Stai benone, Civ!


 

Oggi ho scritto di te, e devo dire grazie a chi me lo ha proposto. Perché non mi sembra vero che sia passato già un anno, mi sembra di sentire ancora quei borbottii da caffettiera indistruttibile, quei giudizi che spaccavano in due la platea. Condiviso o discusso, sempre uno spirito libero.
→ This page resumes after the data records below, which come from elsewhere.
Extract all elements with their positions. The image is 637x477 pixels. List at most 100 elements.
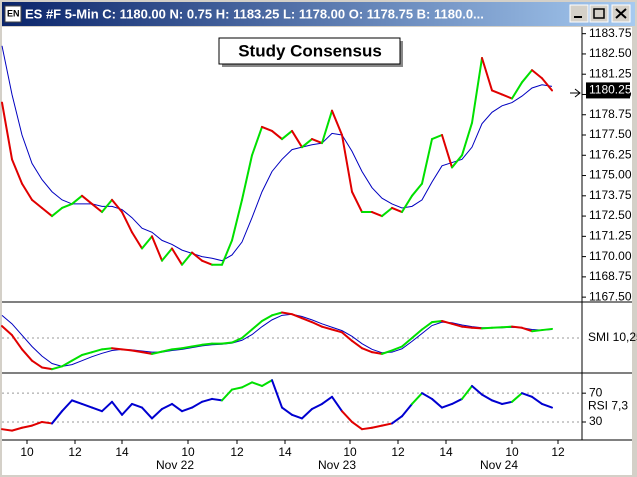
title-box: [218, 37, 401, 65]
study-segment: [191, 251, 203, 262]
plot-layer: 10 12 14 10 12 14 10 12 14 10 12 Nov 22 Nov 23 Nov 24…: [1, 26, 637, 472]
study-segment: [371, 351, 383, 355]
price-pointer: [570, 88, 581, 98]
study-segment: [491, 399, 503, 405]
study-segment: [471, 326, 483, 330]
study-segment: [11, 426, 23, 432]
study-segment: [531, 395, 543, 405]
app-icon[interactable]: [4, 5, 22, 23]
study-segment: [421, 321, 433, 331]
x-tick-label: 10: [343, 445, 357, 459]
study-segment: [301, 317, 313, 324]
study-segment: [31, 198, 43, 209]
study-segment: [261, 314, 273, 322]
study-segment: [321, 395, 333, 405]
study-segment: [251, 320, 263, 331]
study-segment: [201, 259, 213, 266]
study-segment: [251, 381, 263, 387]
study-segment: [371, 424, 383, 429]
study-segment: [71, 194, 83, 205]
y-tick-label: 1167.50: [589, 289, 632, 303]
study-segment: [51, 206, 63, 218]
study-segment: [451, 397, 463, 405]
y-tick-label: 1171.25: [589, 229, 632, 243]
study-segment: [271, 129, 283, 141]
study-segment: [91, 348, 103, 354]
last-price-label: 1180.25: [589, 83, 632, 97]
study-segment: [271, 379, 283, 409]
study-segment: [141, 406, 153, 420]
study-segment: [411, 392, 423, 405]
study-segment: [441, 320, 453, 325]
study-segment: [101, 347, 113, 351]
study-segment: [71, 399, 83, 405]
study-segment: [431, 320, 443, 324]
study-segment: [261, 125, 273, 132]
study-segment: [171, 247, 183, 266]
study-segment: [231, 386, 243, 391]
y-tick-label: 1177.50: [589, 127, 632, 141]
y-tick-label: 1168.75: [589, 269, 632, 283]
study-segment: [201, 397, 213, 403]
y-tick-label: 1175.00: [589, 168, 632, 182]
study-segment: [361, 347, 373, 354]
study-segment: [321, 109, 333, 145]
chart-area: [2, 27, 632, 475]
study-segment: [131, 402, 143, 409]
study-segment: [281, 406, 293, 416]
x-tick-label: 12: [68, 445, 82, 459]
study-segment: [361, 426, 373, 431]
maximize-button[interactable]: [589, 4, 609, 23]
study-segment: [21, 182, 33, 201]
minimize-button[interactable]: [569, 4, 589, 23]
study-segment: [141, 235, 153, 250]
x-tick-label: 14: [278, 445, 292, 459]
study-segment: [71, 354, 83, 362]
study-segment: [281, 129, 293, 141]
study-segment: [541, 402, 553, 409]
x-tick-label: 14: [115, 445, 129, 459]
x-date-label: Nov 24: [480, 458, 518, 472]
study-segment: [171, 402, 183, 413]
study-segment: [211, 397, 223, 402]
x-tick-label: 12: [230, 445, 244, 459]
study-segment: [151, 235, 163, 262]
study-segment: [421, 392, 433, 400]
study-segment: [351, 420, 363, 431]
study-segment: [491, 326, 503, 329]
study-segment: [161, 402, 173, 411]
study-segment: [511, 81, 523, 100]
study-segment: [181, 406, 193, 413]
y-tick-label: 1182.50: [589, 46, 632, 60]
study-segment: [261, 379, 273, 387]
study-segment: [481, 326, 493, 330]
study-segment: [351, 339, 363, 350]
study-segment: [41, 420, 53, 425]
study-segment: [11, 158, 23, 185]
study-segment: [391, 415, 403, 425]
study-segment: [441, 134, 453, 169]
study-segment: [321, 325, 333, 331]
study-segment: [461, 384, 473, 400]
y-tick-label: 30: [589, 414, 603, 428]
study-segment: [431, 134, 443, 141]
study-segment: [121, 402, 133, 416]
study-segment: [541, 327, 553, 332]
study-segment: [431, 397, 443, 409]
study-segment: [341, 134, 353, 193]
study-segment: [491, 89, 503, 96]
study-segment: [411, 328, 423, 339]
x-tick-label: 14: [439, 445, 453, 459]
study-segment: [501, 93, 513, 100]
study-segment: [1, 101, 13, 161]
study-segment: [111, 347, 123, 351]
study-segment: [51, 365, 63, 371]
study-segment: [181, 251, 193, 266]
study-segment: [101, 400, 113, 413]
study-segment: [291, 129, 303, 149]
study-segment: [61, 202, 73, 209]
study-segment: [231, 337, 243, 344]
study-segment: [401, 402, 413, 418]
study-segment: [281, 311, 293, 316]
study-segment: [161, 247, 173, 262]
Non ti ho mai chiamato “maestro”, perché anche se ti faceva piacere essere riconosciuto, quello era un termine che consideravi da “fine corsa”, per vecchi campioni parcheggiati in qualche angolo della vita. Non faceva per te, anche se in tanti ti dobbiamo parecchio, chi lo riconosce e chi vola già troppo alto per capirlo.

Parlavi con voce e gesti da teatrante scafato, ma sapevi anche ascoltare. Non hai selezionato le compagnie, sapevi stare in mezzo ai vecchi compagni di avventura come tra i giovani, e se c’era qualche trucco del mestiere da condividere, beh, era di tutti e per tutti. Nessun segreto, nessuno spirito di corpo da rivendicare, nessuna invidia, nessuna rabbia da spendere.

Ho amato il tuo modo di scrivere: mai banale, spesso sorprendente e spiazzante, diverso, unico. Da uomo libero. Da fuoriclasse.
Se mai ho imparato qualcosa, grazie. Se non ci sono riuscito, grazie lo stesso: è un problema mio, tu il manuale delle istruzioni lo hai sempre tenuto aperto.

Oggi ho scritto di te su Stadio. Che è stato il tuo giornale, che è stato il mio giornale. Non potevo che farlo su quelle colonne.

Buona eternità, Civ. Grazie di tutto, e stai benone!